É véspera de Natal e, um pouco por todo o país, há carros em trânsito cheios de presentes e azevias e filhós e troncos de chocolate, a caminho de casas onde já há presentes e azevias e filhós e troncos de chocolate mais do que suficiente­s. Muito mais do que suficiente­s. Tudo o que não se vai comer por estes dias dava e sobrava para alimentar todas as bocas que não vão passar o Natal em casas quentes rodeadas de família. E todos os anos dizemos que vamos comer menos e cozinhar menos e comprar menos. Mas é sempre a mais. É sempre a somar. No Natal, subtraímos os que já não estão cá ou seguiram caminhos e relações diferentes, mas somamos os novos que vão entrando na família. E a comida em excesso. E os presentes em excesso. E o plástico em excesso. E o lixo em excesso. Um dia ainda vamos conseguir ser mais frugais e contidos, acreditamo­s com força, mas até chegar continuamo­s da mesma maneira. E vamos seguindo.

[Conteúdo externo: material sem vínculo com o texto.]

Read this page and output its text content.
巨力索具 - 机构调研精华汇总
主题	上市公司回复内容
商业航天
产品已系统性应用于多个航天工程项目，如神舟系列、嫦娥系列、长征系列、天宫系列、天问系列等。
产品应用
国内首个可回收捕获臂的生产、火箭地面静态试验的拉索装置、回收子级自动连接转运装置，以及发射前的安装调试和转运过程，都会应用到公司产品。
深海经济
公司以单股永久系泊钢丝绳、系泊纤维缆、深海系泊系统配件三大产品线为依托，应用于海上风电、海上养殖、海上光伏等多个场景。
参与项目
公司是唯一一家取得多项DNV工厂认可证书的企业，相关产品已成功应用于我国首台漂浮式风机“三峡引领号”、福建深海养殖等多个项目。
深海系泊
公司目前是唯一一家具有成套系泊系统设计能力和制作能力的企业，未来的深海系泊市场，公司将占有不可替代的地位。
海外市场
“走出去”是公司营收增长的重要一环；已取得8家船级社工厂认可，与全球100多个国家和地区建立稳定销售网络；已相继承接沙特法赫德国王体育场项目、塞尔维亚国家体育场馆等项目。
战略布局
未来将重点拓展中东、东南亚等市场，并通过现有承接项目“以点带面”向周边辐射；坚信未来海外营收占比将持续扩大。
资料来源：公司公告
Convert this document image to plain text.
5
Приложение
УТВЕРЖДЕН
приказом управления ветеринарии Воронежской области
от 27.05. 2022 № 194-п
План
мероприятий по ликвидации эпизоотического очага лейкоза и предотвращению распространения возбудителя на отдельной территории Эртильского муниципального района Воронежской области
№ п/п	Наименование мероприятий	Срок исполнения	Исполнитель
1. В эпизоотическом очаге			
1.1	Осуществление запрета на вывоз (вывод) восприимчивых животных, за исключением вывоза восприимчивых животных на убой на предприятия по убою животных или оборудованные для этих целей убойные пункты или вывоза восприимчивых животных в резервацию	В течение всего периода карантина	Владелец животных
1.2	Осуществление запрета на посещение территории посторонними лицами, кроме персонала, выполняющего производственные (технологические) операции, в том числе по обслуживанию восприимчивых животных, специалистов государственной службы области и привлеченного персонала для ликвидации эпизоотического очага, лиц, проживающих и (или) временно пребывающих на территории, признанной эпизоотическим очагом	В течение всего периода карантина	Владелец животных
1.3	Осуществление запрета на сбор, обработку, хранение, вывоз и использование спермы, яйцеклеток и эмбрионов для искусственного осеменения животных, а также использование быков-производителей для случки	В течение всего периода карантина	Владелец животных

É o que fazemos, Natal após Natal. Vamos seguindo. Para muita gente, estes são os dias mais difíceis do ano e queremos que passem depressa. Para outros, os mais ansiados. Em cada casa, dessas com excesso de comida, com primos que se reencontra­m, com avós a dormitar no sofá, com pré-adolescent­es agarrados ao telemóvel, com gente sempre na cozinha, vamos seguindo. Esperamos que daquela concentraç­ão de emoções ou tensões saia sempre alguma coisa melhor, algum sentimento mais forte, algum ânimo para os tempos que se seguem. De preferênci­a, que nos ajude a aguentar até ao Natal seguinte.

Terça-feira de manhã acaba-se este intervalo e a vida continua. Ou quarta, que a tolerância de ponto vai dar mais um dia para remoer tudo o que se comeu e o que se ouviu.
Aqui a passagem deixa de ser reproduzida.